The funds attain a 50 percent stock allocation at the designated target date, say 2030, and for seven years, the allocation declines until it reaches 30 percent in the Vanguard Target Retirement Income Fund for retired investors. That’s the current setup, which will continue to be the default in workplace plans.
But this year, Vanguard is introducing a new fund, the Vanguard Target Retirement Income and Growth Trust. At the target date, a retiree’s investments would flow into that fund, which will never drop its equity proportion below 50 percent, Nathan Zahm, head of goal-based investing research at Vanguard, said in an interview. “This fund is right for some people, those who can handle more risk and can afford to do so,” he said. “But people will need to think carefully about it.”
The company’s research shows how the two different equity allocations would have affected a retiree with a portfolio of $1 million from 1990 to 2020, based on the performance of the markets tracked by the indexes represented in Vanguard’s current array of funds. The 50 percent stock fund would have had annualized returns of 7.3 percent versus 6.6 percent for the 30 percent stock fund. That amounts to $7,000 extra each year for the fund with more stock, which the retiree could have spent or salted away.

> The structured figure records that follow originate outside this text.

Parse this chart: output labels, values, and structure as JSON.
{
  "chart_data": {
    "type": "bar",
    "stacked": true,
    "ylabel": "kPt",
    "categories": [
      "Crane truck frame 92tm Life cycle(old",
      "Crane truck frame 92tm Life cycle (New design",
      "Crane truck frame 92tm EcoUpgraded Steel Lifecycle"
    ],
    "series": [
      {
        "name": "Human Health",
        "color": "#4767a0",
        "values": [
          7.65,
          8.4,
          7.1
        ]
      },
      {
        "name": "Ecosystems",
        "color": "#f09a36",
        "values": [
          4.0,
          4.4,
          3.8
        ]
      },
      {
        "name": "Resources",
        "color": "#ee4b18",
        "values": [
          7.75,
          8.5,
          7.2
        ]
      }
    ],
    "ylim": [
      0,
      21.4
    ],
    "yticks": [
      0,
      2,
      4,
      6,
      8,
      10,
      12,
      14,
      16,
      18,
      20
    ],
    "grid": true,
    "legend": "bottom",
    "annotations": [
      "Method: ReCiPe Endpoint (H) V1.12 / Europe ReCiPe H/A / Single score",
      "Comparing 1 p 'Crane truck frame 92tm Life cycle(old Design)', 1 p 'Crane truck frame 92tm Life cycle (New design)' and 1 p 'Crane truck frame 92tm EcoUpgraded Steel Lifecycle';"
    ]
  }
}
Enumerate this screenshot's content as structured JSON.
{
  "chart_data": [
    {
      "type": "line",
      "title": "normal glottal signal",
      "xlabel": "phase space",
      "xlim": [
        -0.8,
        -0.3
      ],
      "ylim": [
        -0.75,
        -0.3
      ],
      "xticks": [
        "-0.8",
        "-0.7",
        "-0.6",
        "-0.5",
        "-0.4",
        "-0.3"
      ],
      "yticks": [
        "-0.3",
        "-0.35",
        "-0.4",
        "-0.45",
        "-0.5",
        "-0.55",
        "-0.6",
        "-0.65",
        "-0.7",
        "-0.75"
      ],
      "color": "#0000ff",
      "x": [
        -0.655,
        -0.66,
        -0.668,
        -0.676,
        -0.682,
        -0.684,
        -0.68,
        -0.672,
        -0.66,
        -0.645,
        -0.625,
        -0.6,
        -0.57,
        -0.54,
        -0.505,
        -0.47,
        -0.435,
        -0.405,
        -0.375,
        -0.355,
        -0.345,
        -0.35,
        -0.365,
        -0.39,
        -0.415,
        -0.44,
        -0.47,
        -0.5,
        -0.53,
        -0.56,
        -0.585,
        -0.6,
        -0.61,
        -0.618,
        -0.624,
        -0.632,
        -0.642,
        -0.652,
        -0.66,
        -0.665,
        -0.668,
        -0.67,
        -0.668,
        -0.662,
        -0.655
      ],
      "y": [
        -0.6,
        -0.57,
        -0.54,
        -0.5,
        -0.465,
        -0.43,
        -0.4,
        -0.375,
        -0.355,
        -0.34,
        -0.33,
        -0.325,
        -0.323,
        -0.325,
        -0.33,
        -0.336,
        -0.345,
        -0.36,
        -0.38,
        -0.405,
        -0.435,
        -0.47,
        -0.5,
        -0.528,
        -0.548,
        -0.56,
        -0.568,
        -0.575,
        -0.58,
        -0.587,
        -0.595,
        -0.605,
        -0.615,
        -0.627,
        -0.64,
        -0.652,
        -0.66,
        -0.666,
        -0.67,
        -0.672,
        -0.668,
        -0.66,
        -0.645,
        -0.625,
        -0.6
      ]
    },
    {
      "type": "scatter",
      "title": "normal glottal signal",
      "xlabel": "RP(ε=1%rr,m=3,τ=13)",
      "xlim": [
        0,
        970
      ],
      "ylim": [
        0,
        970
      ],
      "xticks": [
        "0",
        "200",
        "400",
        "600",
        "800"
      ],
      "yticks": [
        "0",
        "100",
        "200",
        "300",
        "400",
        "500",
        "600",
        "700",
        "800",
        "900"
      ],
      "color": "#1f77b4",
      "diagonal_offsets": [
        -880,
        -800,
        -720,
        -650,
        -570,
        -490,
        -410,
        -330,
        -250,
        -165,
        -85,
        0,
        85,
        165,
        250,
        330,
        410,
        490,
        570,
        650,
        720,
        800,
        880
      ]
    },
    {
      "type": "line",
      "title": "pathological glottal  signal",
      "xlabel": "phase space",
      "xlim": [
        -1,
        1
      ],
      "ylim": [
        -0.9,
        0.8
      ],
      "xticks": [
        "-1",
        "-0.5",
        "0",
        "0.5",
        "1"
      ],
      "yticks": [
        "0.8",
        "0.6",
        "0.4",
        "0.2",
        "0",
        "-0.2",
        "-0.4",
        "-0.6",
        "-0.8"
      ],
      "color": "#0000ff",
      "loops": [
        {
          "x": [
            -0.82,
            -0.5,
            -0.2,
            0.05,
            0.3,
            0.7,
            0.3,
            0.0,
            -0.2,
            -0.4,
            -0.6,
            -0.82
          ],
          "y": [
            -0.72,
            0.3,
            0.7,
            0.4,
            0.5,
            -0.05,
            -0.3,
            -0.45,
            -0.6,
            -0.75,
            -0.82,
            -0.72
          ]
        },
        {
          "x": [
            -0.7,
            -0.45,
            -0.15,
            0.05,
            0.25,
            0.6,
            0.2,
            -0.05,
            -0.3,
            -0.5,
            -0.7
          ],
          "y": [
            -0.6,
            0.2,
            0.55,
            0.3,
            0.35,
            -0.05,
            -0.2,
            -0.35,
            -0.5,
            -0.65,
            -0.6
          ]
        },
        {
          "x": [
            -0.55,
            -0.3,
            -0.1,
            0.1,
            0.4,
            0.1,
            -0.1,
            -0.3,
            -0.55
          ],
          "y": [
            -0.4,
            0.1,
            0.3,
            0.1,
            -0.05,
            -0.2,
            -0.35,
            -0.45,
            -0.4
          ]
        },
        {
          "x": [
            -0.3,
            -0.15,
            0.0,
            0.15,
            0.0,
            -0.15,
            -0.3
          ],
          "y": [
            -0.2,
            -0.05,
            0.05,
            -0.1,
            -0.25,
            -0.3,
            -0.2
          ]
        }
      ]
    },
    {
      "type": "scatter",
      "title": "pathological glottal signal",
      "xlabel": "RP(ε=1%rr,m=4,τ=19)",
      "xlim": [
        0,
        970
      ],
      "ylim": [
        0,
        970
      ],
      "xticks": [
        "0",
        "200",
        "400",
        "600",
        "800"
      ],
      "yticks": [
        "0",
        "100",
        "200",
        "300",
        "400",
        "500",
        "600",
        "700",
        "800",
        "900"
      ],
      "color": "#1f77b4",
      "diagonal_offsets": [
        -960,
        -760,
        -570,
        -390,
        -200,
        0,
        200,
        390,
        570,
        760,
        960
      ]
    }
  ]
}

But the greater risks associated with stock investing were also apparent. The biggest loss in any 12-month period for the fund with more stock was 28 percent, compared with 17 percent for the traditional income fund. If those declines occurred in the first year of investing, the $1 million portfolio would have had a whopping loss of $280,000 compared with a $170,000 decline for the bond-heavy fund. Clearly, unless you are capable of withstanding the greater loss, you should not risk the 50 percent stock fund.
It’s easy to contemplate hefty stock investments when the market has risen for years. But if you need to stop working just as the stock market falls — which happened to many people in 2008, when the S&P 500 dropped more than 38 percent — target-retirement funds will generate painful losses with either allocation.